= Sticking probability =

The sticking probability is the probability that molecules are trapped on surfaces and adsorb chemically. From Langmuir's adsorption isotherm, molecules cannot adsorb on surfaces when the adsorption sites are already occupied by other molecules, so the sticking probability can be expressed as follows:

$S=S_0(1-\theta)$

where $S_0$ is the initial sticking probability and $\theta$ is the surface coverage fraction ranging from 0 to 1.

Similarly, when molecules adsorb on surfaces dissociatively, the sticking probability is

$S=S_0(1-\theta)^2$

The square is because a disassociation of 1 molecule into 2 parts requires 2 adsorption sites. These equations are simple and can be easily understood but cannot explain experimental results.

In 1958, P. Kisliuk presented an equation for the sticking probability that can explain experimental results. In his theory, molecules are trapped in precursor states of physisorption before chemisorption. Then the molecules meet adsorption sites that molecules can adsorb to chemically, so the molecules behave as follows.

If these sites are not occupied, molecules do the following (with probability in parentheses):

1. adsorb on the surface chemically ($P_a$)
2. desorb from the surface ($P_b$)
3. move to the next precursor state ($P_c$)

and if these sites are occupied, they

1. desorb from the surface ($P_b'$)
2. move to the next precursor state ($P_c'$)

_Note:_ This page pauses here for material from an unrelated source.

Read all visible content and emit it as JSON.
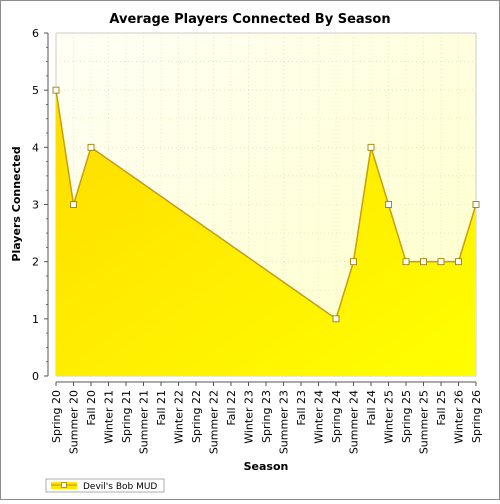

Note that an occupied site is defined as one where there is a chemically bonded adsorbate so by definition it would be $P_a'=0$. Then the sticking probability is, according to equation (6) of the reference,

$S=S_0\left(1+\frac{\theta}{1-\theta} K \right)^{-1} = S_0 \frac{1-\theta}{1 + (K-1)\theta}$

$K = \frac{P_b'}{P_a} + P_b$

When $K=1$, this equation is identical in result to Langmuir's adsorption isotherm.